Повесть «Шинель» оказала самое непосредственное влияние на идейный замысел романа «Бедные люди» Достоевского, цикл «Записки охотника» Тургенева, рассказы Григоровича. «Все мы вышли из гоголевской «Шинели», — признавался Достоевский.
Вышедший в конце января 1835 г. цикл «Арабески» был книгой необычной. Ее составили статьи по искусству, истории, географии, фольклору, художественно‑исторические фрагменты и современные повести (их затем назовут петербургскими).
Сборник открывался коротким предисловием: «Собрание это составляют пьесы, писанные мною в разные времена, в разные эпохи моей жизни. Я не писал их по заказу. Они высказывались от души, и предметом избирал я только то, что сильно меня поражало.
Обратим внимание на заглавие сборника, которое соответствовало «духу времени» и имело свою специфику. Слово «арабески» означает особый тип орнамента, состоящий из геометрических фигур, стилизованных листьев, цветов, частей животных, возникший в подражание арабскому стилю. Это слово имело еще и иносказательное значение: «собрание небольших по объему произведений литературных и музыкальных, различных по своему содержанию и стилю». При этом в искусствоведческом употреблении того времени «арабески» в определенном смысле были синонимичны «гротеску».
. План «арабесок – гротеска», в свою очередь, предопределял и обращение к изобразительному «древнему искусству», к истории, и возможную карикатурную обрисовку действительности, пародию на «массовое» пошло‑серьезное искусство. Разумеется, заглавие лишь отчетливее обозначило важнейшие особенности уже сформированного сборника, поскольку, представляя его в цензуру, автор, называл его «Разные сочинения Н. Гоголя».

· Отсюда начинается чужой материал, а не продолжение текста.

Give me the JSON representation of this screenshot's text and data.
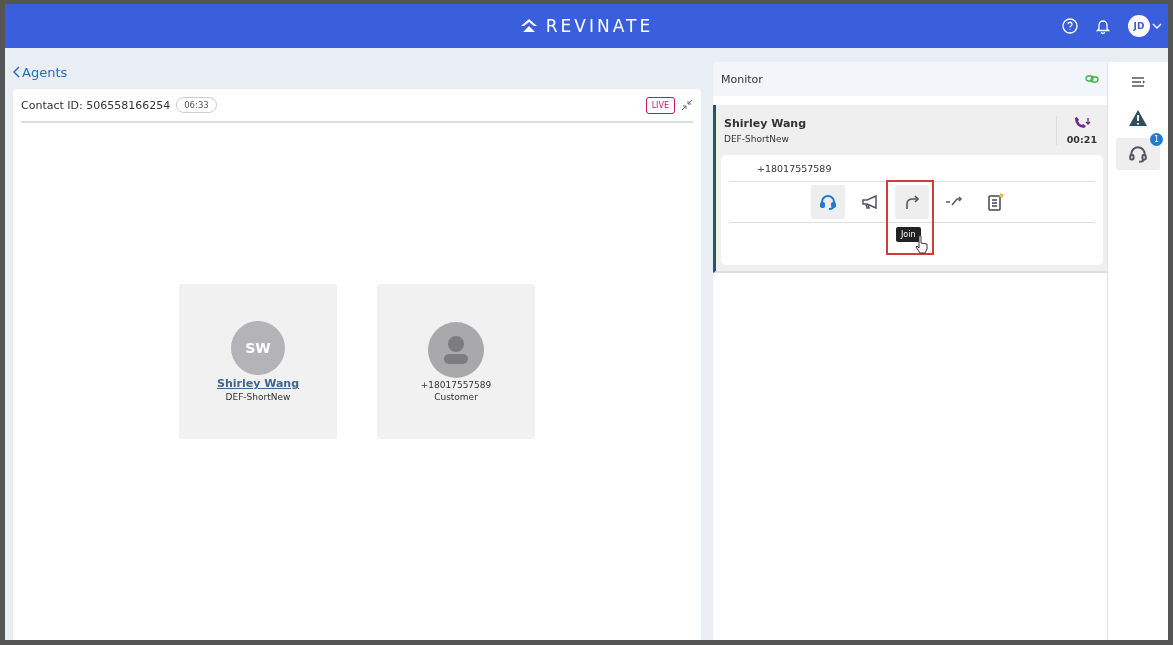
{
  "header": {
    "logo": "REVINATE",
    "avatar": "JD"
  },
  "back_link": "Agents",
  "contact": {
    "label": "Contact ID: 506558166254",
    "duration": "06:33",
    "live_badge": "LIVE",
    "participants": [
      {
        "kind": "agent",
        "initials": "SW",
        "name": "Shirley Wang",
        "detail": "DEF-ShortNew"
      },
      {
        "kind": "customer",
        "name": "+18017557589",
        "detail": "Customer"
      }
    ]
  },
  "monitor": {
    "title": "Monitor",
    "call": {
      "agent": "Shirley Wang",
      "queue": "DEF-ShortNew",
      "timer": "00:21",
      "phone": "+18017557589",
      "actions": [
        {
          "kind": "listen",
          "selected": true,
          "highlighted": false
        },
        {
          "kind": "announce",
          "selected": false,
          "highlighted": false
        },
        {
          "kind": "join",
          "selected": true,
          "highlighted": true,
          "tooltip": "Join"
        },
        {
          "kind": "transfer",
          "selected": false,
          "highlighted": false
        },
        {
          "kind": "notes",
          "selected": false,
          "highlighted": false
        }
      ]
    }
  },
  "sidebar": {
    "items": [
      {
        "kind": "menu",
        "selected": false
      },
      {
        "kind": "alert",
        "selected": false
      },
      {
        "kind": "headset",
        "selected": true,
        "badge": "1"
      }
    ]
  }
}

Среди статей об искусстве в «Арабесках» были помещены: «Скульптура, живопись и музыка», «Об архитектуре нынешнего времени», «О малороссийских песнях», «Несколько слов о Пушкине». Основы романтической эстетики он сформулировал в «Скульптуре, живописи и музыке» (написана Гоголем еще в 1831 г.). «Три чудные сестры», «три прекрасные царицы» призваны «украсить и усладить мир». Но, сопоставляя три вида искусств, Гоголь, как истинный романтик, отдает предпочтение музыке, считая, что именно она способна наиболее воздействовать на душу, будучи «принадлежностью нового мира» – ибо «никогда не жаждали мы так порывов, воздвигающих дух, как в нынешнее время».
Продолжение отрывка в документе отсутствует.